In addition to the various piecemeal scenarios that I have been working on for
the requirements document, I thought that it would be instructive to include at
least a couple of end to end scenarios in order to tie everything together. I
thought that I would do a couple that sort of represented opposite ends of the
spectrum -- a rather informal, open office environment with a few shared
printers, and a complex print something at a local print shop scenario. The
details of the proposed end to end scenarios follows. Before I spend a lot of
time, I'd like some feedback -- do you think that this would be helpful? Do
these scenarios represent some of what we think will be typical uses? I'd be
glad to take input, ideas, etc. before I start work. Please send your cards and
letters.
Scenario #1: An office worker prints on a shared, departmental printer. All
printers in the office are available for office printing, no authorization is
required to print, and no billing or accounting is done.
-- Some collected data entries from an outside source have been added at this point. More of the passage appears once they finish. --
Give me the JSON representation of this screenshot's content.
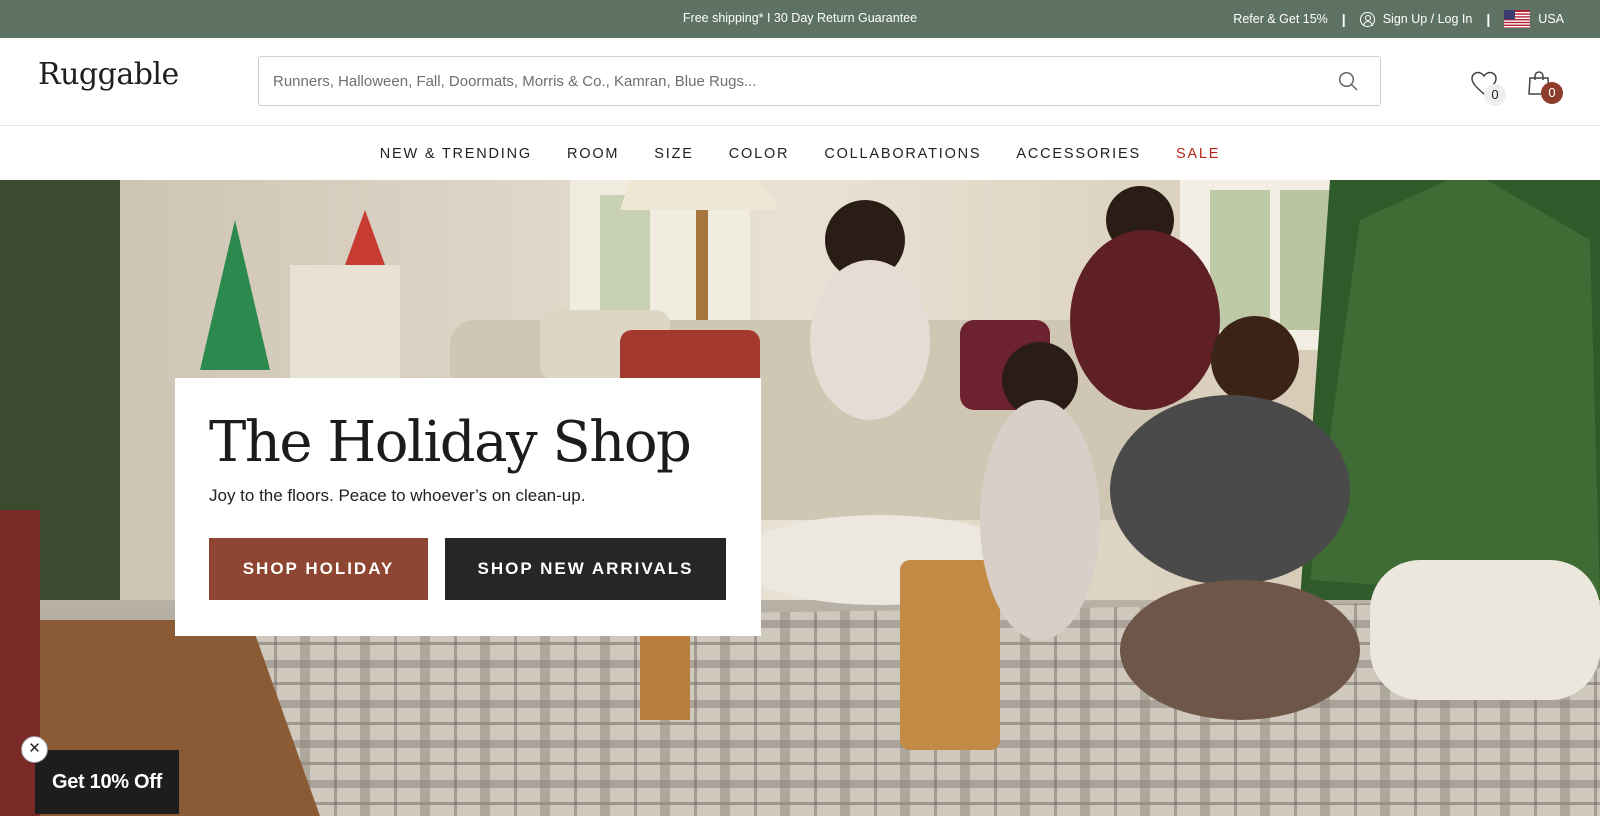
{
  "announcement": {
    "center_text": "Free shipping* I 30 Day Return Guarantee",
    "refer_label": "Refer & Get 15%",
    "separator": "|",
    "signup_label": "Sign Up / Log In",
    "region_label": "USA"
  },
  "header": {
    "logo": "Ruggable",
    "search_placeholder": "Runners, Halloween, Fall, Doormats, Morris & Co., Kamran, Blue Rugs...",
    "wishlist_count": "0",
    "cart_count": "0"
  },
  "nav": {
    "items": [
      {
        "label": "NEW & TRENDING"
      },
      {
        "label": "ROOM"
      },
      {
        "label": "SIZE"
      },
      {
        "label": "COLOR"
      },
      {
        "label": "COLLABORATIONS"
      },
      {
        "label": "ACCESSORIES"
      },
      {
        "label": "SALE"
      }
    ]
  },
  "hero": {
    "title": "The Holiday Shop",
    "subtitle": "Joy to the floors. Peace to whoever’s on clean-up.",
    "primary_button": "SHOP HOLIDAY",
    "secondary_button": "SHOP NEW ARRIVALS"
  },
  "popup": {
    "close_glyph": "✕",
    "offer_label": "Get 10% Off"
  },
  "colors": {
    "announcement_bg": "#5e7263",
    "sale_accent": "#b3261e",
    "primary_button_bg": "#8e4633",
    "secondary_button_bg": "#262626",
    "cart_badge_bg": "#8e3c2e"
  },
  "icons": [
    "user-icon",
    "us-flag-icon",
    "search-icon",
    "heart-icon",
    "shopping-bag-icon",
    "close-icon"
  ]
}
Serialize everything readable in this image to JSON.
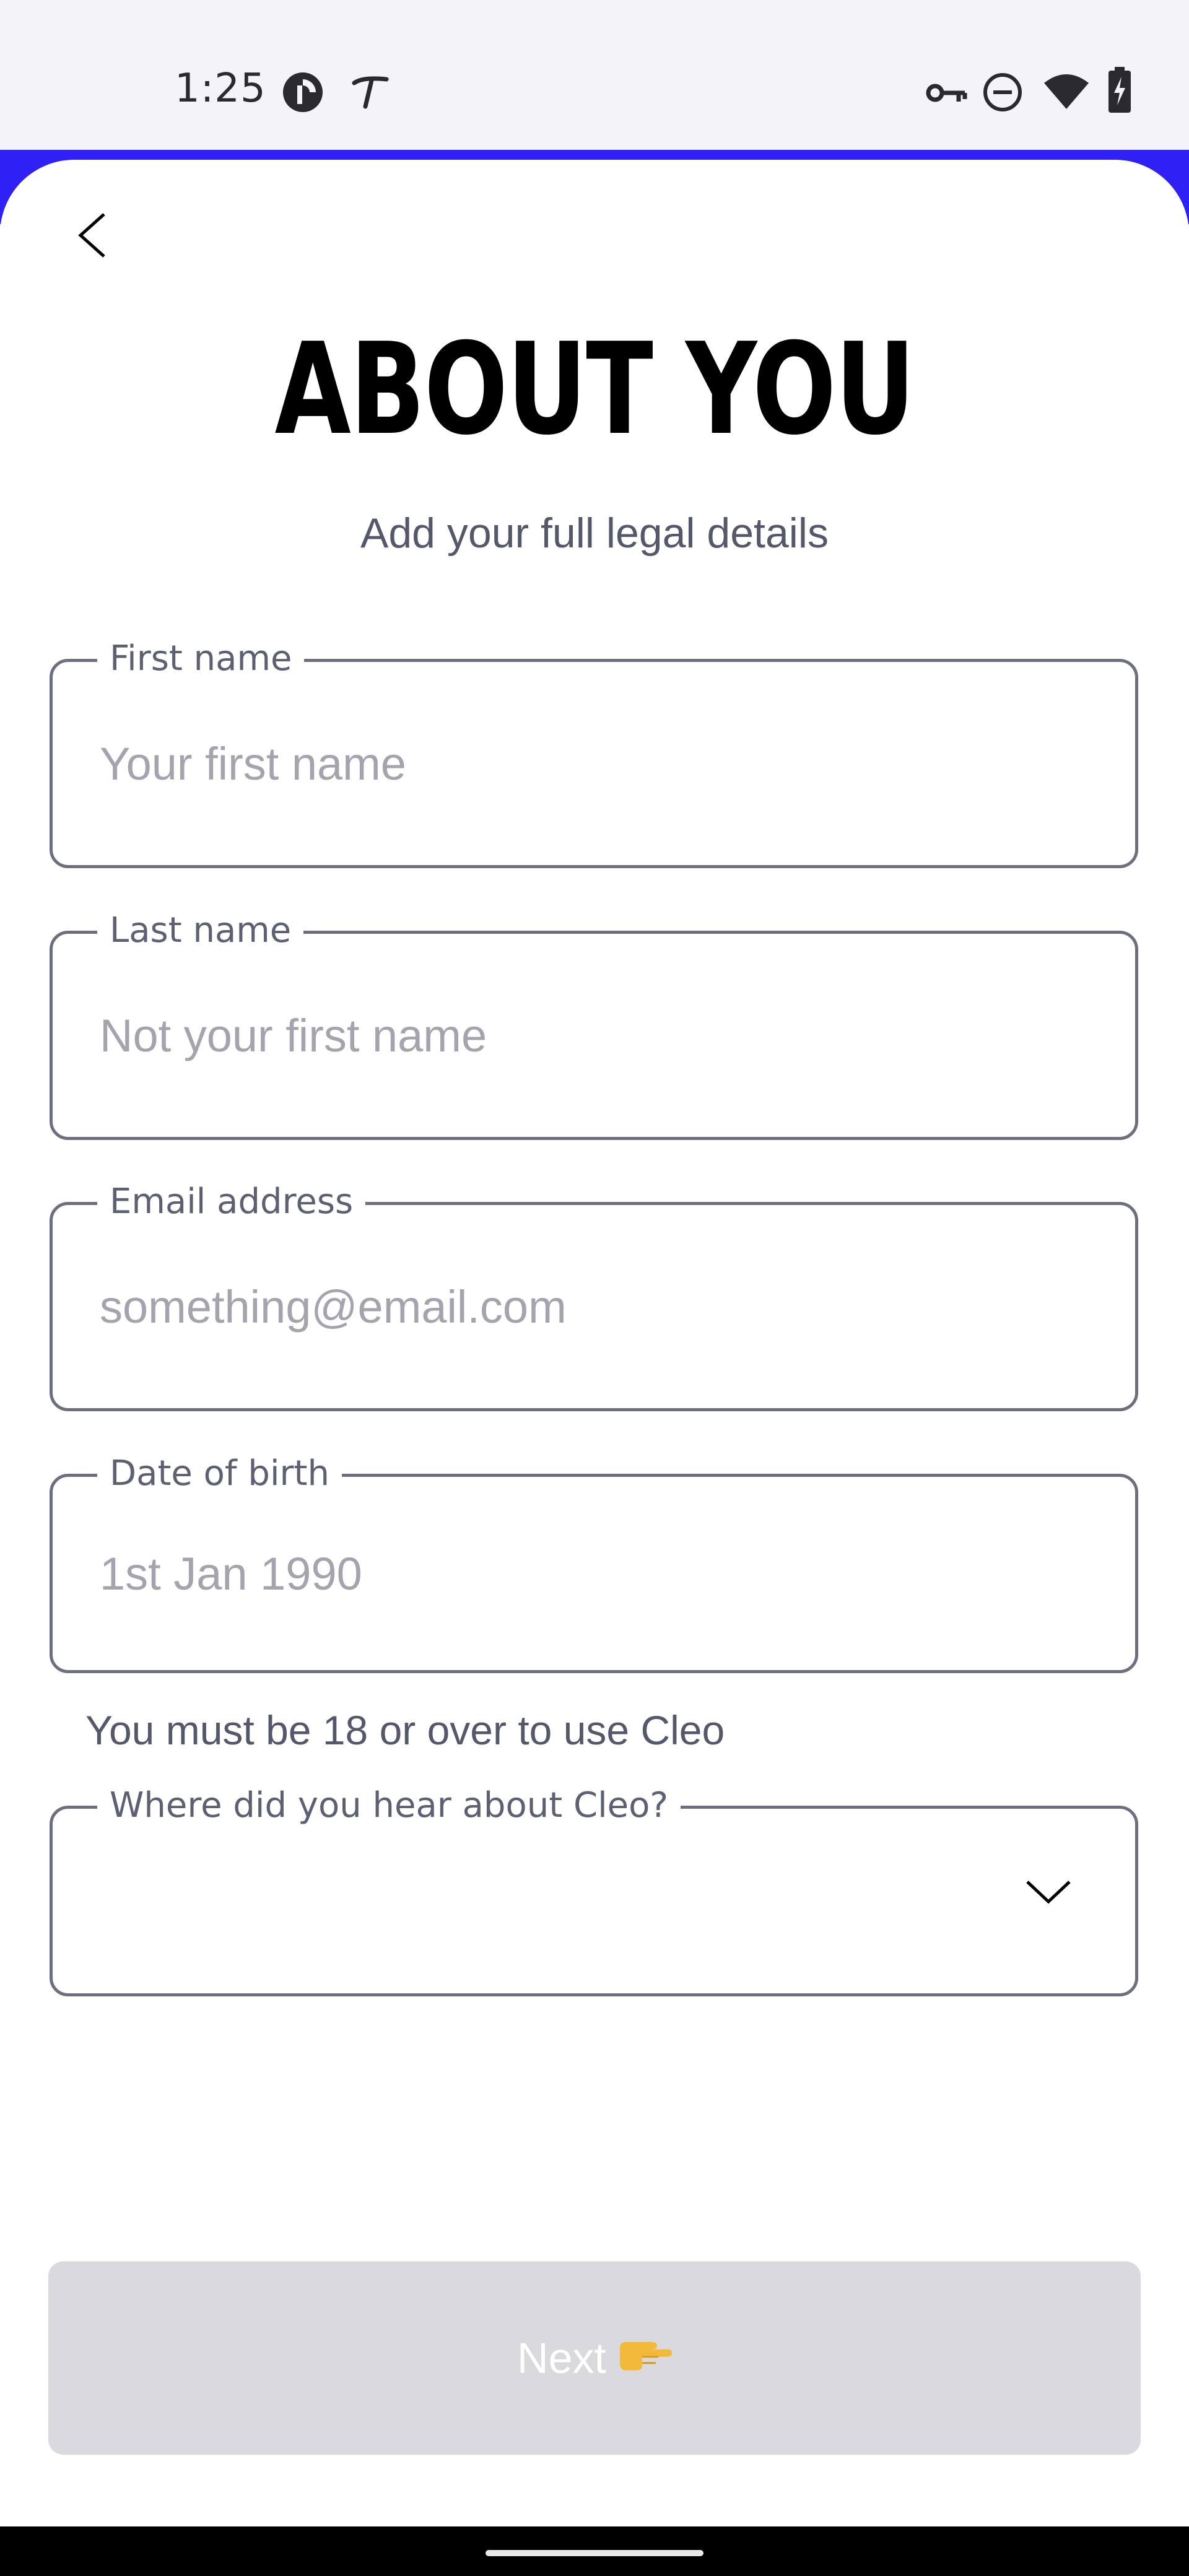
{
  "status_bar": {
    "time": "1:25",
    "left_icons": [
      "pocket-casts-icon",
      "tasks-t-icon"
    ],
    "right_icons": [
      "vpn-key-icon",
      "do-not-disturb-icon",
      "wifi-icon",
      "battery-charging-icon"
    ]
  },
  "colors": {
    "accent": "#2f20f5",
    "field_border": "#6d6f80",
    "placeholder": "#a3a4ae",
    "button_disabled": "#dadade"
  },
  "header": {
    "back_icon": "back-chevron-icon",
    "title": "ABOUT YOU",
    "subtitle": "Add your full legal details"
  },
  "form": {
    "first_name": {
      "label": "First name",
      "placeholder": "Your first name",
      "value": ""
    },
    "last_name": {
      "label": "Last name",
      "placeholder": "Not your first name",
      "value": ""
    },
    "email": {
      "label": "Email address",
      "placeholder": "something@email.com",
      "value": ""
    },
    "dob": {
      "label": "Date of birth",
      "placeholder": "1st Jan 1990",
      "value": ""
    },
    "dob_helper": "You must be 18 or over to use Cleo",
    "referral": {
      "label": "Where did you hear about Cleo?",
      "value": "",
      "icon": "chevron-down-icon"
    }
  },
  "footer": {
    "next_label": "Next",
    "next_emoji": "👉",
    "next_enabled": false
  }
}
Most printing is done
from standard desktop applications. A help desk is provided to help with print
problems. Standard desktop operating systems are used and drivers for the
printers are available from the support group. However, they are installed
manually by the support group on the client machine. Users generally are only
interested in finding machines close to their office and only worry about
printer features in very special cases. Most printing is "vanilla" office
printing.
Scenario #2: An executive in his hotel room is finishing an important
presentation on his laptop computer. He connects to a local print shop through
the web to get a copy of his charts printed for tomorrow's presentation. He
must find a shop that is convenient, can print color foils, and he wants to
find the lowest price. He must also temporarily install a driver in order to
generate the PDL required by the print shop. Mutual authentication is required
by the printshop and payment must be made in advance for the job. The job is
encrypted on the wire to prevent eavesdropping.